Water Capture in the Age of Zika

March 2016

These days, everyone is trying hard to capture and save every drop of valuable water. Cities require that developers install stormwater management devices and plans, and residents across the southland are taking advantage of free rain-barrel distribution events.

But is there a hidden cost?

The Chino Basin Water Conservation District (CBWCD) recognized potential problems, and organized a “Lunch and Learn” bringing regional experts together to discuss the challenges of managing both stormwater and mosquitoes in our changing landscape. Watch the video at: http://cbwcd.org/213/Mosquito-Prevention.

CBWCD’s Lunch and Learn ‘Take Aways’:

  • Invasive mosquito species that can transmit Zika, dengue, and chikungunya have been identified in San Bernardino County and LA County.
  • These species of mosquitoes are “container breeders” and require very little water to complete their life cycle.

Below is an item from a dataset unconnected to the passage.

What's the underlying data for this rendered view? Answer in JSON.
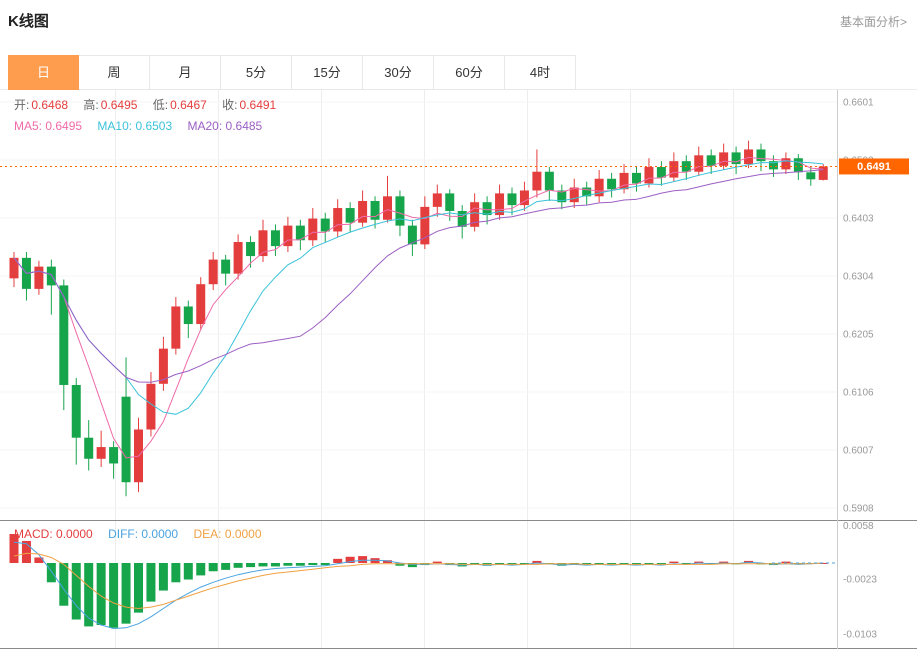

A bottle cap of standing water is enough to promote breeding.
  • Untreated and poorly monitored rainwater barrels, bioswales, or underground stormwater drains with standing water create the ideal habitat for mosquito production.
  • Mosquito production can be limited or prevented in stormwater BMPs and rainwater harvesting strategies if:
    • Structures are sealed, have a 1/16″ screen at all open air entries, or are treated w/ the appropriate dosage of biodegradable insecticide.
    • Stormwater BMPs, bioswales and raingardens are designed and maintained to allow water to drain quickly, reducing the occurrence of small pockets of standing water
    • Open water management incorporates mosquito predators, maintains low vegetation coverage, and low nutrient loads.